BURLINGTON’S STONE PLAYS A KEY ROLE AT LONDON’S HAMPSTEAD THEATRE

Burlington’s popular pale green Elterwater Stone plays a functional yet decorative role at London’s Hampstead Theatre where it has been used for both flooring and as vanity tops throughout the building’s six washroom areas. Replacing the existing theatre at Swiss Cottage, the new lottery-funded building is the first freestanding theatre to be built in London since the National Theatre in 1975, and the first to be built specifically for the purpose of producing contemporary plays.

Specified by leading London-based architects, Bennetts Associates, the stone vanity tops feature a honed finish for a smooth even effect, and are supported by a purpose-built powder-coated steel frame that houses the under-counter sink, senor tap mechanism, soap dispenser and towel-waste bin. The vanity tops provide the perfect contrast to the washroom’s maple veneered cubicles and white painted walls and ceilings.
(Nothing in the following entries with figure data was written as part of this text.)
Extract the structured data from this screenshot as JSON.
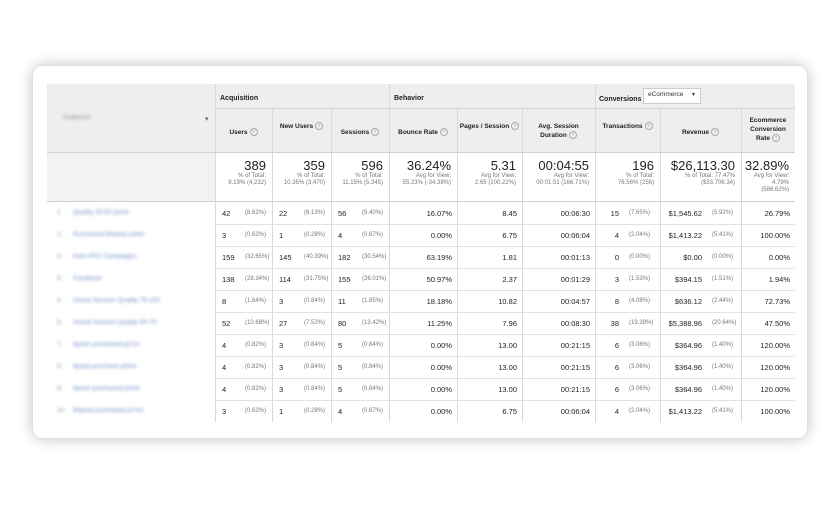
{
  "header": {
    "audience_label": "Audience",
    "groups": {
      "acquisition": "Acquisition",
      "behavior": "Behavior",
      "conversions": "Conversions"
    },
    "conversions_select": "eCommerce",
    "columns": [
      "Users",
      "New Users",
      "Sessions",
      "Bounce Rate",
      "Pages / Session",
      "Avg. Session Duration",
      "Transactions",
      "Revenue",
      "Ecommerce Conversion Rate"
    ]
  },
  "totals": [
    {
      "value": "389",
      "l1": "% of Total:",
      "l2": "9.19% (4,232)"
    },
    {
      "value": "359",
      "l1": "% of Total:",
      "l2": "10.35% (3,470)"
    },
    {
      "value": "596",
      "l1": "% of Total:",
      "l2": "11.15% (5,345)"
    },
    {
      "value": "36.24%",
      "l1": "Avg for View:",
      "l2": "55.23% (-34.38%)"
    },
    {
      "value": "5.31",
      "l1": "Avg for View:",
      "l2": "2.65 (100.22%)"
    },
    {
      "value": "00:04:55",
      "l1": "Avg for View:",
      "l2": "00:01:51 (166.71%)"
    },
    {
      "value": "196",
      "l1": "% of Total:",
      "l2": "76.56% (256)"
    },
    {
      "value": "$26,113.30",
      "l1": "% of Total: 77.47%",
      "l2": "($33,706.34)"
    },
    {
      "value": "32.89%",
      "l1": "Avg for View:",
      "l2": "4.79%",
      "l3": "(586.62%)"
    }
  ],
  "rows": [
    {
      "idx": "1.",
      "name": "Quality 25-50 p3Ad",
      "users": "42",
      "users_p": "(8.62%)",
      "new": "22",
      "new_p": "(6.13%)",
      "sess": "56",
      "sess_p": "(9.40%)",
      "bounce": "16.07%",
      "pps": "8.45",
      "dur": "00:06:30",
      "tx": "15",
      "tx_p": "(7.65%)",
      "rev": "$1,545.62",
      "rev_p": "(5.92%)",
      "conv": "26.79%"
    },
    {
      "idx": "2.",
      "name": "Purchased 60pack p3Ad",
      "users": "3",
      "users_p": "(0.62%)",
      "new": "1",
      "new_p": "(0.28%)",
      "sess": "4",
      "sess_p": "(0.67%)",
      "bounce": "0.00%",
      "pps": "6.75",
      "dur": "00:06:04",
      "tx": "4",
      "tx_p": "(2.04%)",
      "rev": "$1,413.22",
      "rev_p": "(5.41%)",
      "conv": "100.00%"
    },
    {
      "idx": "3.",
      "name": "Keto PPC Campaigns",
      "users": "159",
      "users_p": "(32.65%)",
      "new": "145",
      "new_p": "(40.39%)",
      "sess": "182",
      "sess_p": "(30.54%)",
      "bounce": "63.19%",
      "pps": "1.81",
      "dur": "00:01:13",
      "tx": "0",
      "tx_p": "(0.00%)",
      "rev": "$0.00",
      "rev_p": "(0.00%)",
      "conv": "0.00%"
    },
    {
      "idx": "4.",
      "name": "Facebook",
      "users": "138",
      "users_p": "(28.34%)",
      "new": "114",
      "new_p": "(31.75%)",
      "sess": "155",
      "sess_p": "(26.01%)",
      "bounce": "50.97%",
      "pps": "2.37",
      "dur": "00:01:29",
      "tx": "3",
      "tx_p": "(1.53%)",
      "rev": "$394.15",
      "rev_p": "(1.51%)",
      "conv": "1.94%"
    },
    {
      "idx": "5.",
      "name": "Actual Session Quality 75-100",
      "users": "8",
      "users_p": "(1.64%)",
      "new": "3",
      "new_p": "(0.84%)",
      "sess": "11",
      "sess_p": "(1.85%)",
      "bounce": "18.18%",
      "pps": "10.82",
      "dur": "00:04:57",
      "tx": "8",
      "tx_p": "(4.08%)",
      "rev": "$636.12",
      "rev_p": "(2.44%)",
      "conv": "72.73%"
    },
    {
      "idx": "6.",
      "name": "Actual Session Quality 50-75",
      "users": "52",
      "users_p": "(10.68%)",
      "new": "27",
      "new_p": "(7.52%)",
      "sess": "80",
      "sess_p": "(13.42%)",
      "bounce": "11.25%",
      "pps": "7.96",
      "dur": "00:08:30",
      "tx": "38",
      "tx_p": "(19.39%)",
      "rev": "$5,388.96",
      "rev_p": "(20.64%)",
      "conv": "47.50%"
    },
    {
      "idx": "7.",
      "name": "6pack purchased p27d",
      "users": "4",
      "users_p": "(0.82%)",
      "new": "3",
      "new_p": "(0.84%)",
      "sess": "5",
      "sess_p": "(0.84%)",
      "bounce": "0.00%",
      "pps": "13.00",
      "dur": "00:21:15",
      "tx": "6",
      "tx_p": "(3.06%)",
      "rev": "$364.96",
      "rev_p": "(1.40%)",
      "conv": "120.00%"
    },
    {
      "idx": "8.",
      "name": "6pack purchase p4Ad",
      "users": "4",
      "users_p": "(0.82%)",
      "new": "3",
      "new_p": "(0.84%)",
      "sess": "5",
      "sess_p": "(0.84%)",
      "bounce": "0.00%",
      "pps": "13.00",
      "dur": "00:21:15",
      "tx": "6",
      "tx_p": "(3.06%)",
      "rev": "$364.96",
      "rev_p": "(1.40%)",
      "conv": "120.00%"
    },
    {
      "idx": "9.",
      "name": "6pack purchased p4Ad",
      "users": "4",
      "users_p": "(0.82%)",
      "new": "3",
      "new_p": "(0.84%)",
      "sess": "5",
      "sess_p": "(0.84%)",
      "bounce": "0.00%",
      "pps": "13.00",
      "dur": "00:21:15",
      "tx": "6",
      "tx_p": "(3.06%)",
      "rev": "$364.96",
      "rev_p": "(1.40%)",
      "conv": "120.00%"
    },
    {
      "idx": "10.",
      "name": "60pack purchased p7Ad",
      "users": "3",
      "users_p": "(0.62%)",
      "new": "1",
      "new_p": "(0.28%)",
      "sess": "4",
      "sess_p": "(0.67%)",
      "bounce": "0.00%",
      "pps": "6.75",
      "dur": "00:06:04",
      "tx": "4",
      "tx_p": "(2.04%)",
      "rev": "$1,413.22",
      "rev_p": "(5.41%)",
      "conv": "100.00%"
    }
  ]
}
Stainless steel fittings complete the contemporary minimalist design.

Approximately 107m2 of the same honed Elterwater stone has been used as flooring and to create 12mm skirtings throughout the washroom areas.
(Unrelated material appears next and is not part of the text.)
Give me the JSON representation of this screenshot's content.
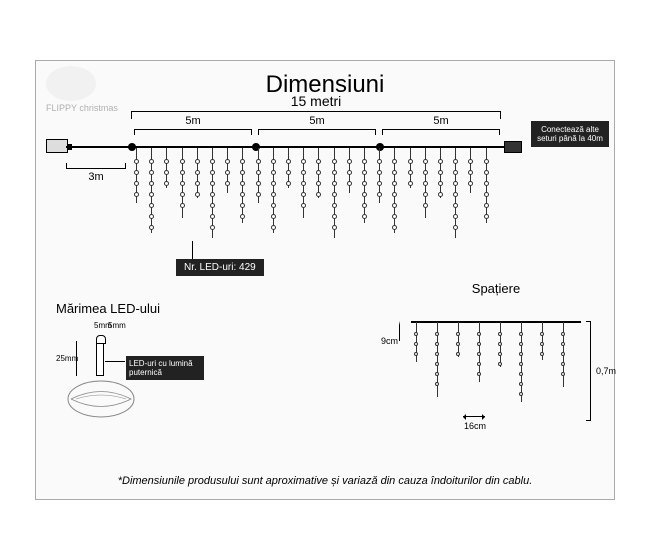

Comments Simon Erridge from Bennetts Associates: “We first specified Burlington for the Royal College of Pathologists in 1992 and, over 15 years later, the stone remains in excellent condition.”

“As well as its durability and ease of maintenance, Burlington stone was chosen for its richness of colour, natural variation of shade and its ability to complement other materials. As a flooring material, it is more than appropriate to the washroom environment and it provides the perfect contrast to the dark polished concrete floors of the theatre’s foyer area and bar.”

Although intended to replace the existing theatre with a facility of similar size, its range of accommodation reflects a far more ambitious, longer-term vision. Whereas the previous auditorium had 175 seats, the new auditorium has a minimum of 150 and a maximum of 325 seats with a range of options for stage and seating configurations. The new building also boasts a workshop, dedicated rehearsal room and an education room that doubles as a stand-alone studio theatre. Dressing rooms, wardrobe and general offices are also extremely spacious and a large underground plantroom incorporates the most of the building’s mechanical services.